UK PPI Shows Some Much Need Relief as Oil Prices Ease
THE TAKEAWAY: PPI continues to ease > no chance of action from BoE > GBP/USD unmoved
UK June PPI numbers came in on the whole a tad higher than forecast but still show a marked easing in the red-hot pipeline pressures we have been in recent months. Much needed relief arrived in May as the prices of several raw materials started to fall from lofty levels, a trend that spilled over in June. The result; input month-on-month was in at 0.4% higher than forecasts of -0.1% and rebounding from -1.7% in May but several percentage points lower than the numbers we have been accustomed to.
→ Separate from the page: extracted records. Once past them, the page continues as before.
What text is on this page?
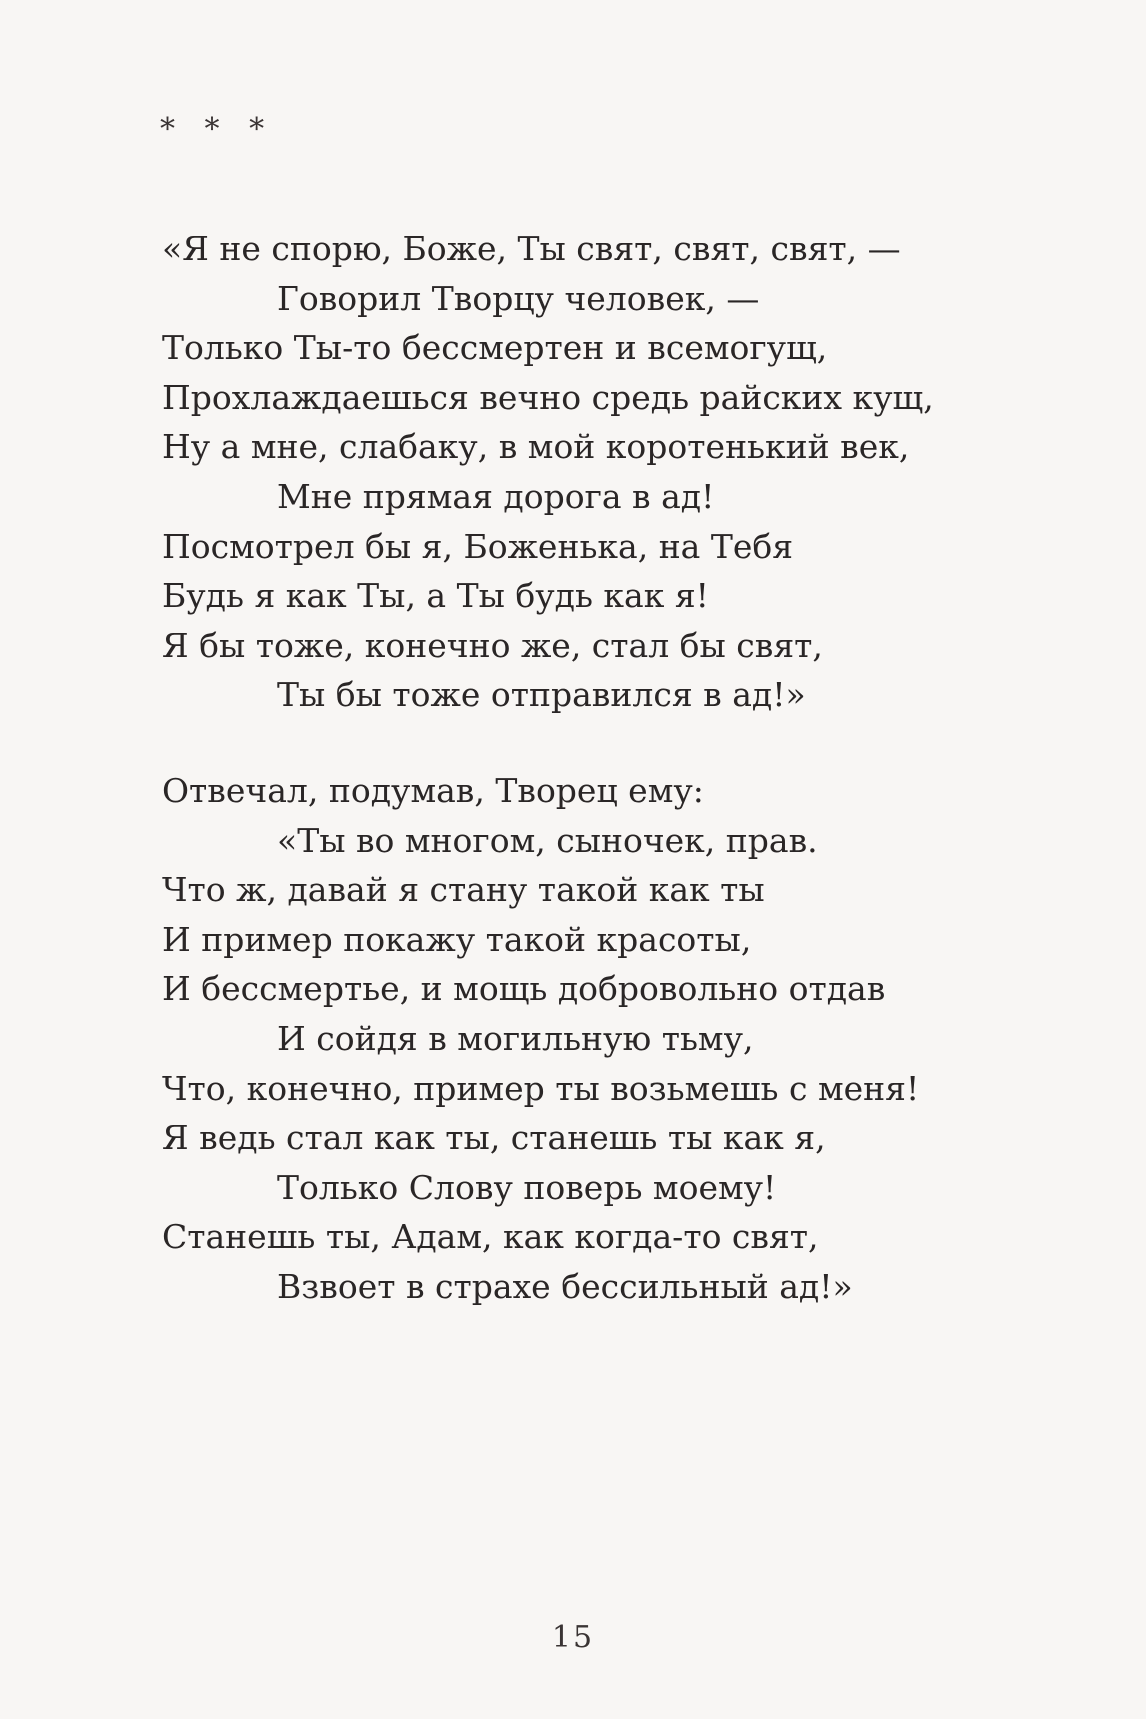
* * *
«Я не спорю, Боже, Ты свят, свят, свят, —
Говорил Творцу человек, —
Только Ты-то бессмертен и всемогущ,
Прохлаждаешься вечно средь райских кущ,
Ну а мне, слабаку, в мой коротенький век,
Мне прямая дорога в ад!
Посмотрел бы я, Боженька, на Тебя
Будь я как Ты, а Ты будь как я!
Я бы тоже, конечно же, стал бы свят,
Ты бы тоже отправился в ад!»
Отвечал, подумав, Творец ему:
«Ты во многом, сыночек, прав.
Что ж, давай я стану такой как ты
И пример покажу такой красоты,
И бессмертье, и мощь добровольно отдав
И сойдя в могильную тьму,
Что, конечно, пример ты возьмешь с меня!
Я ведь стал как ты, станешь ты как я,
Только Слову поверь моему!
Станешь ты, Адам, как когда-то свят,
Взвоет в страхе бессильный ад!»
15
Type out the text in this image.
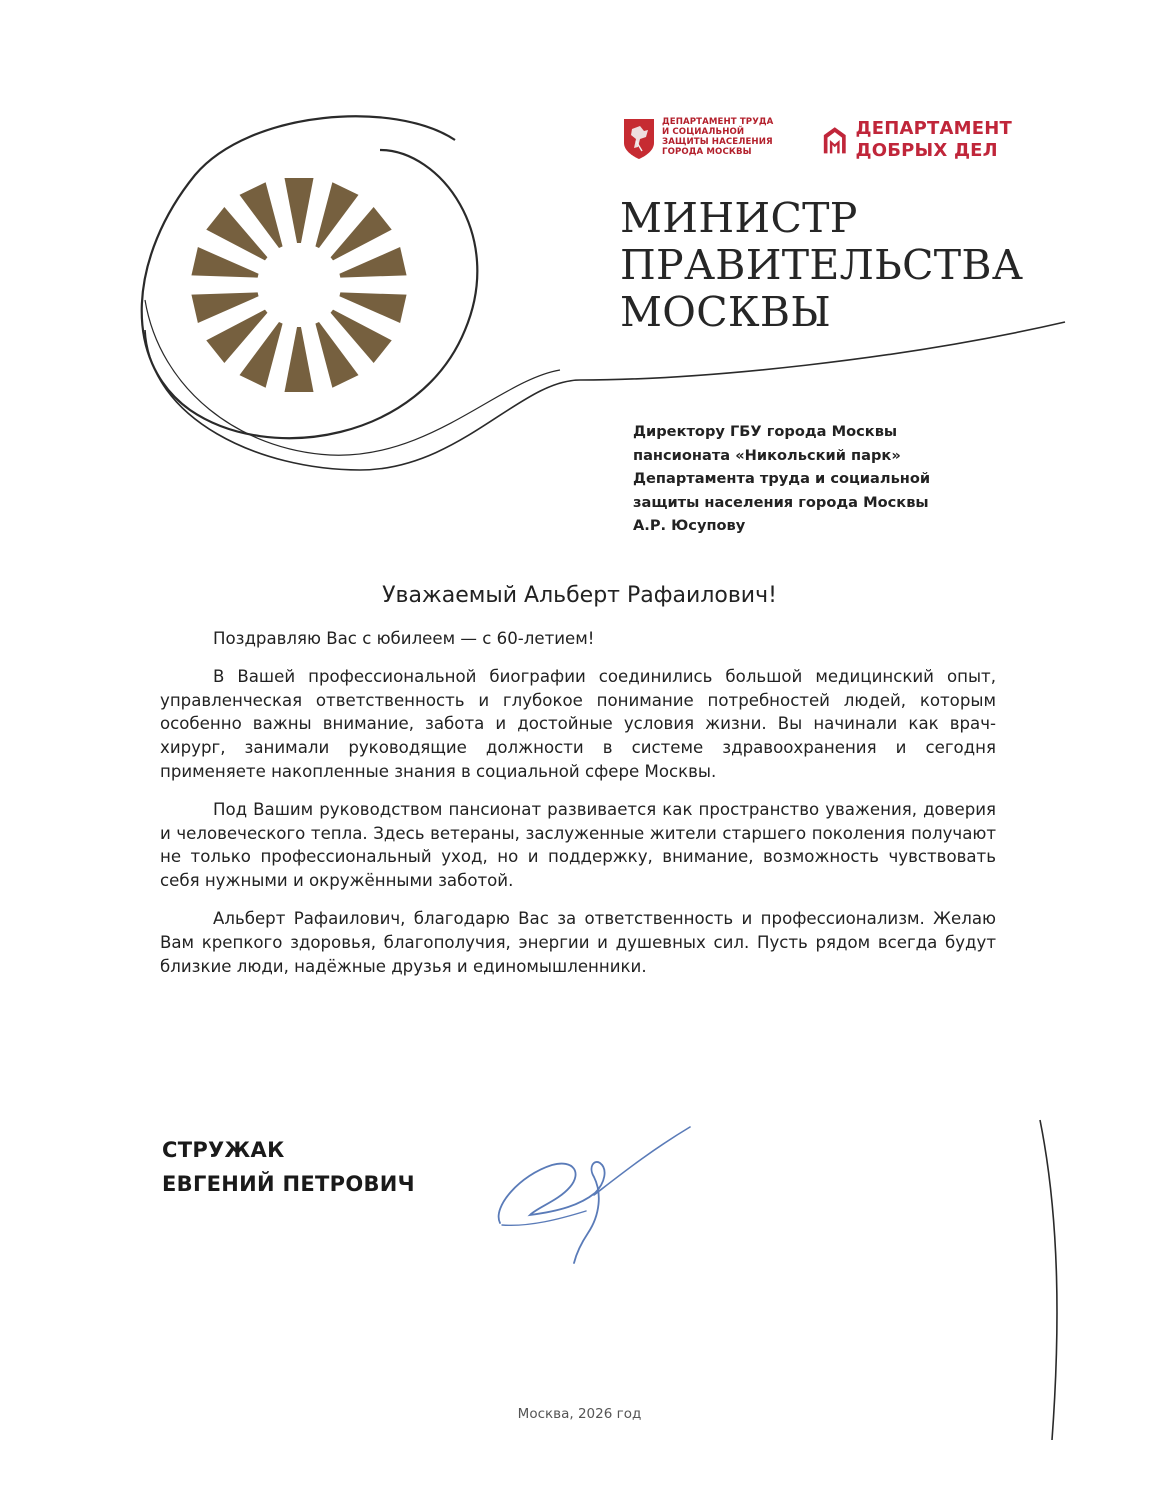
ДЕПАРТАМЕНТ ТРУДА
И СОЦИАЛЬНОЙ
ЗАЩИТЫ НАСЕЛЕНИЯ
ГОРОДА МОСКВЫ
ДЕПАРТАМЕНТ
ДОБРЫХ ДЕЛ
МИНИСТР
ПРАВИТЕЛЬСТВА
МОСКВЫ
Директору ГБУ города Москвы
пансионата «Никольский парк»
Департамента труда и социальной
защиты населения города Москвы
А.Р. Юсупову
Уважаемый Альберт Рафаилович!

Поздравляю Вас с юбилеем — с 60-летием!

В Вашей профессиональной биографии соединились большой медицинский опыт, управленческая ответственность и глубокое понимание потребностей людей, которым особенно важны внимание, забота и достойные условия жизни. Вы начинали как врач-хирург, занимали руководящие должности в системе здравоохранения и сегодня применяете накопленные знания в социальной сфере Москвы.

Под Вашим руководством пансионат развивается как пространство уважения, доверия и человеческого тепла. Здесь ветераны, заслуженные жители старшего поколения получают не только профессиональный уход, но и поддержку, внимание, возможность чувствовать себя нужными и окружёнными заботой.

Альберт Рафаилович, благодарю Вас за ответственность и профессионализм. Желаю Вам крепкого здоровья, благополучия, энергии и душевных сил. Пусть рядом всегда будут близкие люди, надёжные друзья и единомышленники.

СТРУЖАК
ЕВГЕНИЙ ПЕТРОВИЧ
Москва, 2026 год
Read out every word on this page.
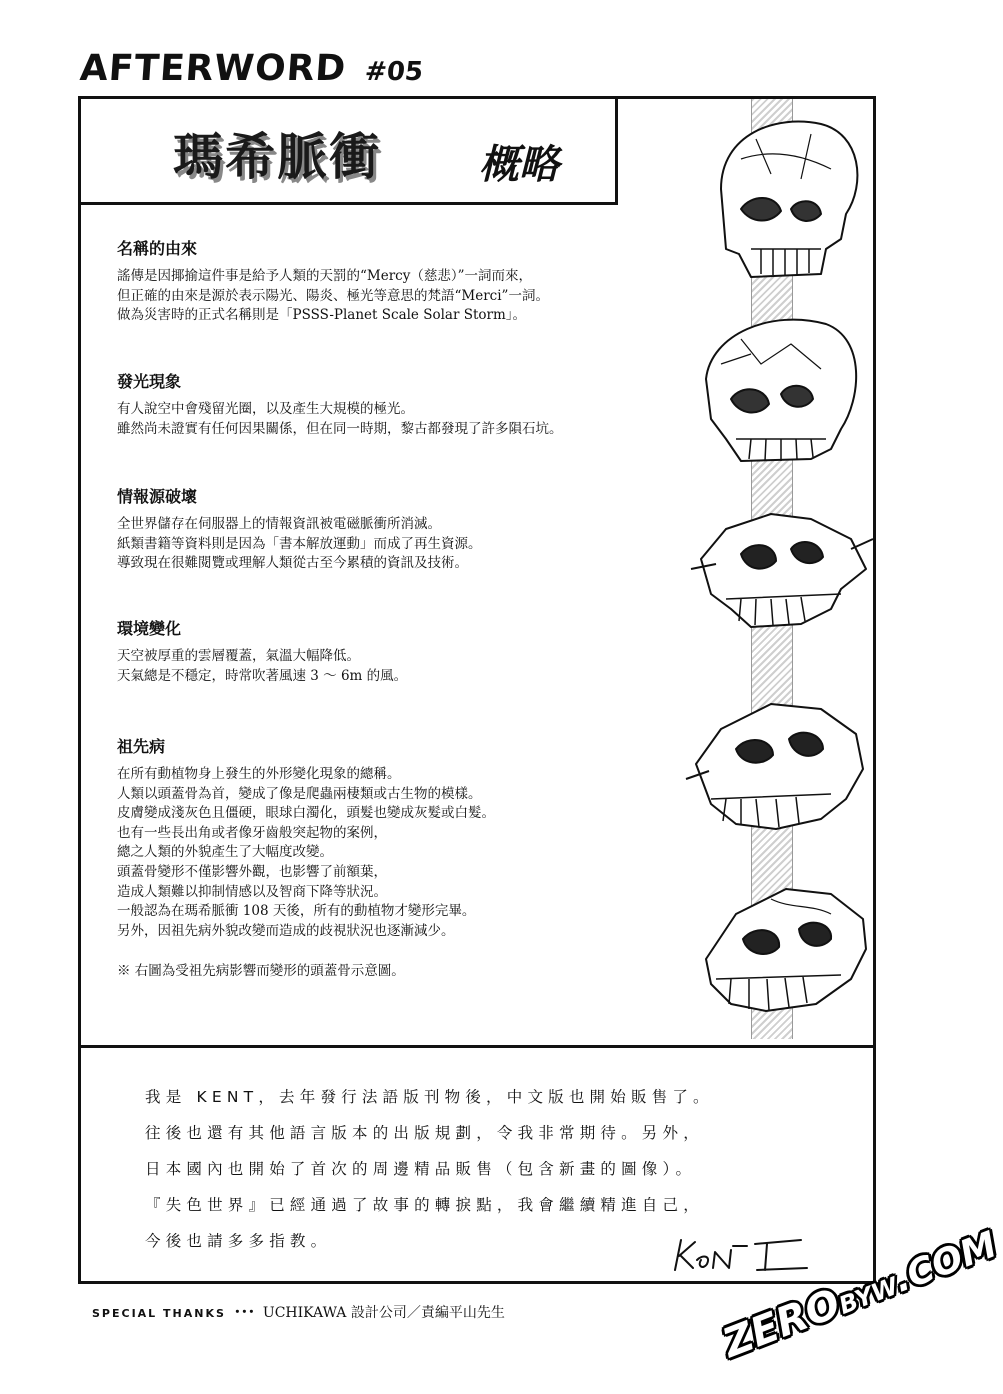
AFTERWORD #05
瑪希脈衝 概略
名稱的由來

謠傳是因揶揄這件事是給予人類的天罰的“Mercy（慈悲）”一詞而來，

但正確的由來是源於表示陽光、陽炎、極光等意思的梵語“Merci”一詞。

做為災害時的正式名稱則是「PSSS-Planet Scale Solar Storm」。

發光現象

有人說空中會殘留光圈，以及產生大規模的極光。

雖然尚未證實有任何因果關係，但在同一時期，黎古都發現了許多隕石坑。

情報源破壞

全世界儲存在伺服器上的情報資訊被電磁脈衝所消滅。

紙類書籍等資料則是因為「書本解放運動」而成了再生資源。

導致現在很難閱覽或理解人類從古至今累積的資訊及技術。

環境變化

天空被厚重的雲層覆蓋，氣溫大幅降低。

天氣總是不穩定，時常吹著風速 3 ～ 6m 的風。

祖先病

在所有動植物身上發生的外形變化現象的總稱。

人類以頭蓋骨為首，變成了像是爬蟲兩棲類或古生物的模樣。

皮膚變成淺灰色且僵硬，眼球白濁化，頭髮也變成灰髮或白髮。

也有一些長出角或者像牙齒般突起物的案例，

總之人類的外貌產生了大幅度改變。

頭蓋骨變形不僅影響外觀，也影響了前額葉，

造成人類難以抑制情感以及智商下降等狀況。

一般認為在瑪希脈衝 108 天後，所有的動植物才變形完畢。

另外，因祖先病外貌改變而造成的歧視狀況也逐漸減少。

※ 右圖為受祖先病影響而變形的頭蓋骨示意圖。
我是 KENT，去年發行法語版刊物後，中文版也開始販售了。
往後也還有其他語言版本的出版規劃，令我非常期待。另外，
日本國內也開始了首次的周邊精品販售（包含新畫的圖像）。
『失色世界』已經通過了故事的轉捩點，我會繼續精進自己，
今後也請多多指教。
SPECIAL THANKS ･･･ UCHIKAWA 設計公司／責編平山先生	ZEROBYW.COM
On the output front prices rose at the slowest pace since September 2010 at 0.1%, matching median forecasts. Meanwhile, output core prices rose at the slightly faster pace of 0.2%, also meeting consensus forecasts.
Despite seeing a brief pop higher in oil prices when OPEC failed to agree on output quotas the IEA sanctioned release of strategic supplies helped negate this rise and nudge prices lower. Additionally weighing on crude recently, and keeping the black gold away from its frothy highs, is slowing manufacturing activity in China and the US. With the anticipation that global growth is set to keep slowing for some months still before picking up we believe that pipeline price pressures will continue to ease, or at least remain at these subdued monthly levels. In turn we could see the elevated CPI reading, which as some Bank of England pundits nervous, come down from its peak levels as pipeline pressures ease. Inflation on the consumer level (CPI) for June is due next Tuesday.
The effect of ongoing price pressures was very little on GBP/USD since this is something the market has become accustomed to and knows full well that very little on the inflationary front will shake the central bank from its medium term forecasts of inflation falling back to normal levels. Since the Bank of England has forecast CPI to hit 5% in the near term and seem unshaken by this and has made it quite plain that it will not be acting on rates to tame inflationary pressures bulls have very little impetus to drive the pound higher. The result is that most now are looking lower for GBP/USD, especially after the governing council made mention in their last meeting that they may expand their asset purchases (ie, print more money devaluing the pound) to help support the economy if this ‘soft patch’ doesn’t end soon.